You don't have to be an idiot to ensure that the woman who cooks, cleans and makes love with you is taken care of after you pass. She is 18 years younger than me and a much better wife than the Canadian wife I was with for 30 years.

I'd prefer my women to think, "When he was alive he paid for everything and life was easy, now he's dead I'm poor and wishing he was still here"

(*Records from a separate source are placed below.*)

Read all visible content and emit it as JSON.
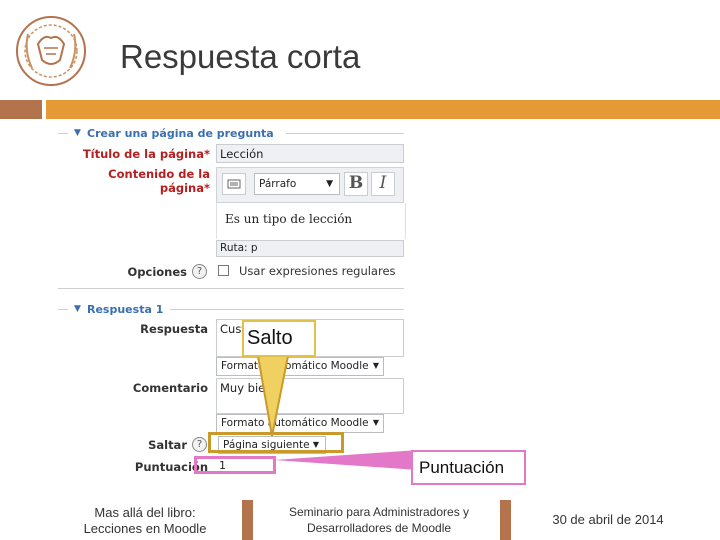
{
  "slide": {
    "title": "Respuesta corta",
    "colors": {
      "accent_brown": "#b3734c",
      "accent_orange": "#e69a36",
      "callout_gold": "#c99a2a",
      "callout_pink": "#e478c8",
      "required_red": "#b52020",
      "section_blue": "#3a6fb0"
    }
  },
  "form": {
    "section1": {
      "title": "Crear una página de pregunta"
    },
    "page_title_label": "Título de la página",
    "page_title_value": "Lección",
    "required_mark": "*",
    "content_label_1": "Contenido de la",
    "content_label_2": "página",
    "format_select": "Párrafo",
    "bold_icon": "bold-icon",
    "italic_icon": "italic-icon",
    "editor_text": "Es un tipo de lección",
    "path_text": "Ruta: p",
    "options_label": "Opciones",
    "help_icon": "help-icon",
    "regex_label": "Usar expresiones regulares",
    "section2": {
      "title": "Respuesta 1"
    },
    "answer_label": "Respuesta",
    "answer_value": "Custo",
    "format_label_1": "Formato automático Moodle",
    "comment_label": "Comentario",
    "comment_value": "Muy bie",
    "format_label_2": "Formato automático Moodle",
    "jump_label": "Saltar",
    "jump_value": "Página siguiente",
    "score_label": "Puntuación",
    "score_value": "1"
  },
  "callouts": {
    "jump": "Salto",
    "score": "Puntuación"
  },
  "footer": {
    "left_1": "Mas allá del libro:",
    "left_2": "Lecciones en Moodle",
    "center_1": "Seminario para Administradores y",
    "center_2": "Desarrolladores de Moodle",
    "date": "30 de abril de 2014"
  }
}
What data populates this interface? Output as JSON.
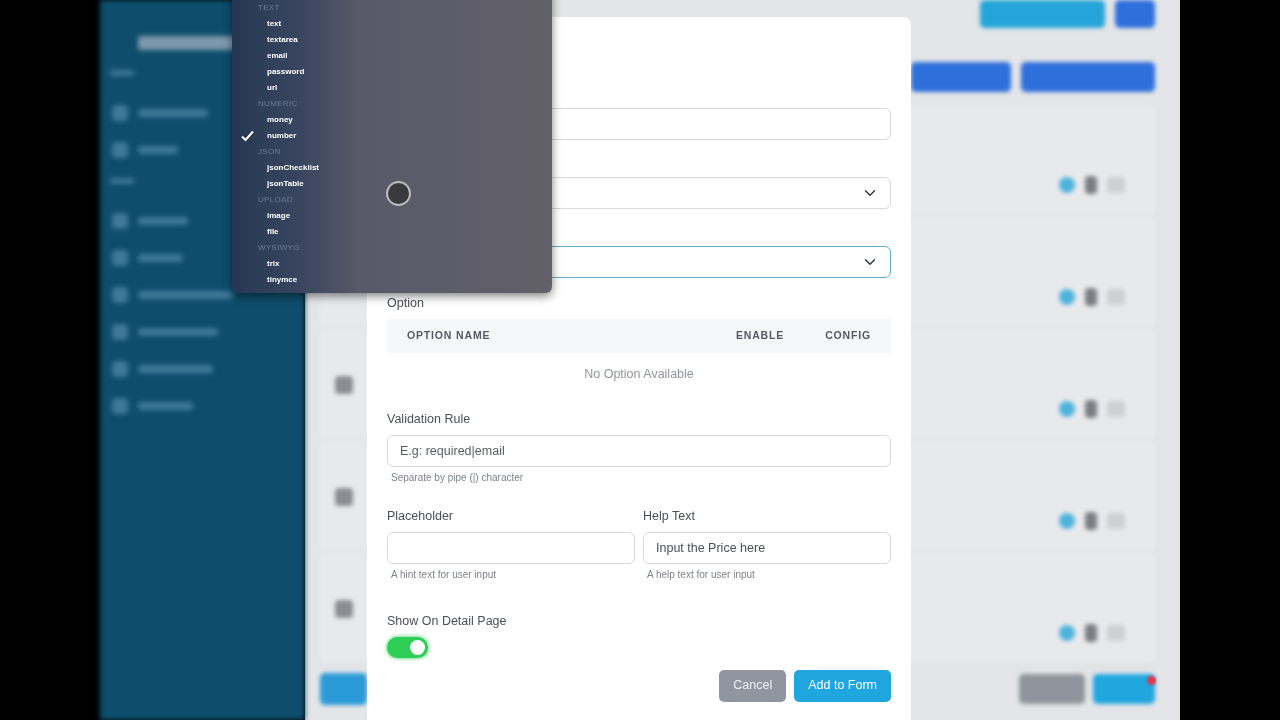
{
  "type_menu": {
    "groups": [
      {
        "label": "TEXT",
        "items": [
          {
            "label": "text",
            "selected": false
          },
          {
            "label": "textarea",
            "selected": false
          },
          {
            "label": "email",
            "selected": false
          },
          {
            "label": "password",
            "selected": false
          },
          {
            "label": "url",
            "selected": false
          }
        ]
      },
      {
        "label": "NUMERIC",
        "items": [
          {
            "label": "money",
            "selected": false
          },
          {
            "label": "number",
            "selected": true
          }
        ]
      },
      {
        "label": "JSON",
        "items": [
          {
            "label": "jsonChecklist",
            "selected": false
          },
          {
            "label": "jsonTable",
            "selected": false
          }
        ]
      },
      {
        "label": "UPLOAD",
        "items": [
          {
            "label": "image",
            "selected": false
          },
          {
            "label": "file",
            "selected": false
          }
        ]
      },
      {
        "label": "WYSIWYG",
        "items": [
          {
            "label": "trix",
            "selected": false
          },
          {
            "label": "tinymce",
            "selected": false
          }
        ]
      }
    ]
  },
  "modal": {
    "top_fields": [
      {
        "kind": "input",
        "focused": false
      },
      {
        "kind": "select",
        "focused": false
      },
      {
        "kind": "select",
        "focused": true
      }
    ],
    "option": {
      "label": "Option",
      "columns": [
        "OPTION NAME",
        "ENABLE",
        "CONFIG"
      ],
      "empty_text": "No Option Available"
    },
    "validation": {
      "label": "Validation Rule",
      "placeholder": "E.g: required|email",
      "hint": "Separate by pipe (|) character"
    },
    "placeholder_field": {
      "label": "Placeholder",
      "hint": "A hint text for user input"
    },
    "help_field": {
      "label": "Help Text",
      "value": "Input the Price here",
      "hint": "A help text for user input"
    },
    "show_on_detail": {
      "label": "Show On Detail Page",
      "on": true
    },
    "buttons": [
      {
        "label": "Cancel",
        "kind": "secondary"
      },
      {
        "label": "Add to Form",
        "kind": "primary"
      }
    ]
  }
}
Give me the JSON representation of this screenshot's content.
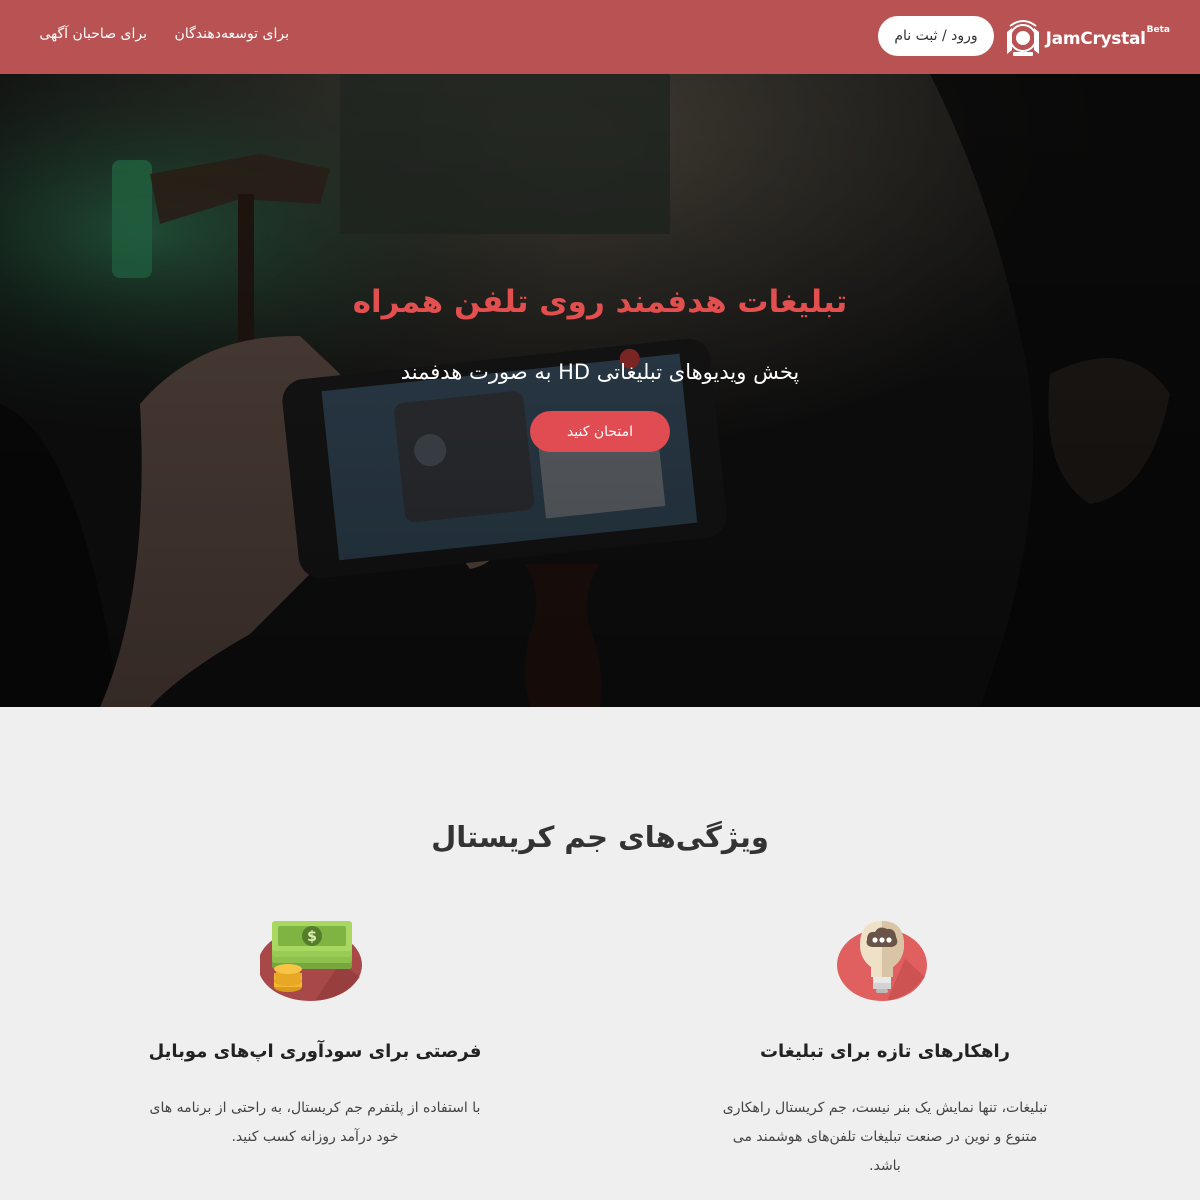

Rather than, "I wish he had died 10 years earlier so I could have enjoyed his money with my new Thai husband when I was still young"

 

18 years younger ...... I'm sure she loves you for your great body and amazing personality, and will be sorry when you're gone.

 

But we can agree on your final sentence.

The young Thai woman I pay to be my 'wife' is a much better wife than the Brit wife I was with for 30 years.

 

 

1 hour ago, brianthainess said:

Yet your marriage extension is not extended for that duration, say if your wife was to die 11mths into your extension, and you will have to find funds till/if sold

Another reason to go for retirement rather than marriage if one is old enough.

18 hours ago, sanuk711 said:

I'm sure you have got nothing to worry about ramros711.....

Just the way you worded the post.... "My wife and I were renting a house, then I built one got a lawyer to do a contract.....etc

Most people wouldn't have guessed your lawyer was doing a pre-nup.---anyway, good luck. Sorry for the misunderstanding.  The info is there for anyone else-- its not just about houses.....all contracts business/ cars anything--no contract is binding if married.

 

You are correct, she was not my wife at the time we built the house, very observant.